Dan didn’t think it was the storm. He didn’t think the power would come on again in a minute. Ni’ilaquo was close by. Not in the room with them, but nearby. Very, very nearby. And it wasn’t here because it wanted to listen to Fr. Gregoire’s speech. It was here to kill.
These people needed to get out of here.
He pulled Stephanie along as he made his way past the bodies to the metal fire door and pushed on the panic bar. Nothing happened. It was locked.
“Shit.” Someone was going to pay for leaving the door locked. If nothing else, it was a fire hazard. It could make the building a death trap.
A commotion erupted in the back of the room. Dan turned that way and saw the source of the excitement. His heart sank. Tendrils of white smoke were making their way down the stairwell. A sound separated itself from the general noise of the storm and resolved into a growing roar.
“The building’s on fire,” he told Stephanie. “Ni’ilaquo’s set the building on fire.”
“Oh, God.”
Dan turned to the people in the room. “Ladies and gentlemen, may I have your attention, please?”
The grumble of voices diminished somewhat.
“As some of you have figured out, the church upstairs is on fire.”
Cries of alarm filled the room. Half the people leaped to their feet.
“Please, we must remain calm. There is a door in the wall to my right. I need everyone to evacuate the building in a quick and orderly manner through the door
and off the property. We’ll do it just like we did in school; one row at a time.”
“The door is locked, remember?” a man said behind him.
Dan turned back toward the door and used his takin to push at it. With a metallic bang, the door shifted, then fell away onto the sidewalk outside, clattering on the pavement. “No, it’s not.”
The gusting wind eddied into the room, splashing rainwater onto the carpet.
“Wow . . .”
“Brothers and sisters,” Fr. Gregoire had the microphone again.. His power radiated through the room. “It is an attack by the evil one. He fears our strength. Remain calm and pray with me. Our Savior is also our Protector.”

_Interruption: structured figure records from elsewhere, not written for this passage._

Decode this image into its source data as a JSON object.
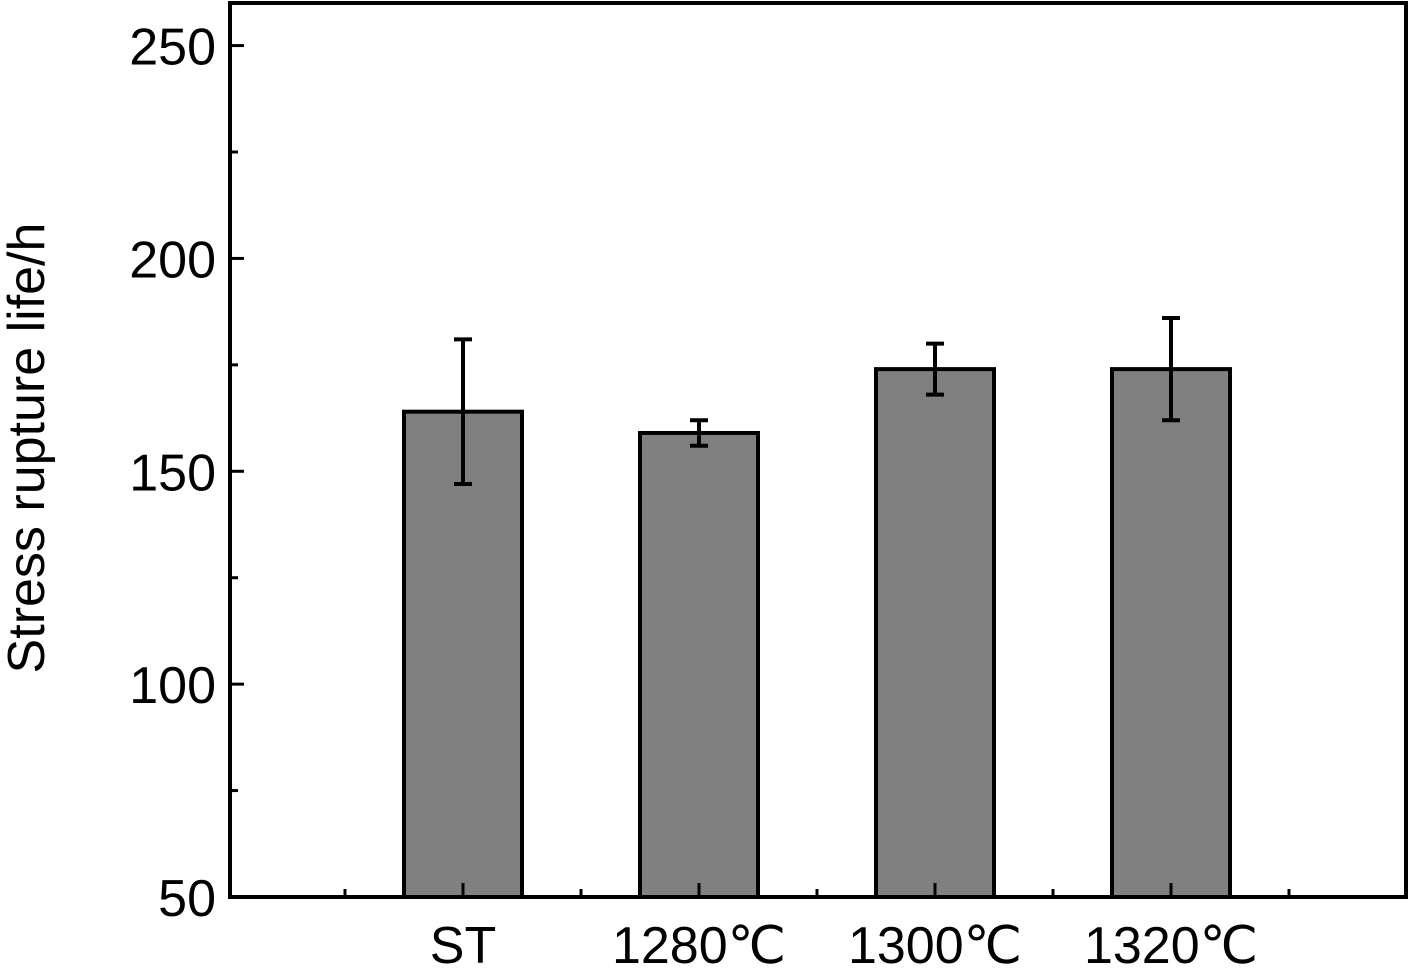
{
  "chart_data": {
    "type": "bar",
    "title": "",
    "xlabel": "",
    "ylabel": "Stress rupture life/h",
    "categories": [
      "ST",
      "1280℃",
      "1300℃",
      "1320℃"
    ],
    "values": [
      164,
      159,
      174,
      174
    ],
    "error": [
      17,
      3,
      6,
      12
    ],
    "ylim": [
      50,
      260
    ],
    "yticks": [
      50,
      100,
      150,
      200,
      250
    ],
    "grid": false,
    "legend": "none",
    "bar_color": "#808080",
    "edge_color": "#000000"
  }
}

He began to recite the Lord’s Prayer. Many in the crowd joined him.
Finally, people began moving toward the door, with reasonable order. But the room was rapidly filling with smoke and the evacuation was going far too slowly. There were about two hundred people and just the one door. People near the stairwell were coughing, beginning to panic.
Overhead, the roar was growing louder, drowning out the storm and the murmured words of prayer. Dan could see a reddish glow now at the top of the stairwell and sparks and cinders were beginning to drift down the stairs.
They were running out of time.
They needed another door.
A woman at the back of the evacuation line tripped and went down. The man behind her bent over to help her up, but was bumped by the people behind him. He went down on top of the woman. A third person was pushed onto the first two. A man behind them cursed, threw a chair aside, and ran around the pileup. Another followed suit.
It was panic and it was spreading.
Dan took a deep breath of the smoke-tainted air, visualized a large, double door, and placed it in the wall a few feet from the first. He felt the takin surge from his chest.
“Hey, there’s another door over here!” someone shouted.
The crowd surged toward the new doors. Dan ignored the shouts and movement around him, the bodies jostling him, and the growing heat and smoke. He concentrated instead on holding the illusion. Each time a person went through the door, it felt like someone rapped him on the forehead with his knuckles, yet he managed to keep the illusion in place.
“Dan!” Stephanie yelled sometime later. (we’ve got to get out of here)
He let the illusion go. His knees buckled and a raging headache settled behind his eyes.
“Come on!” Stephanie grabbed his arm and pulled him through the door just as something crashed down behind him.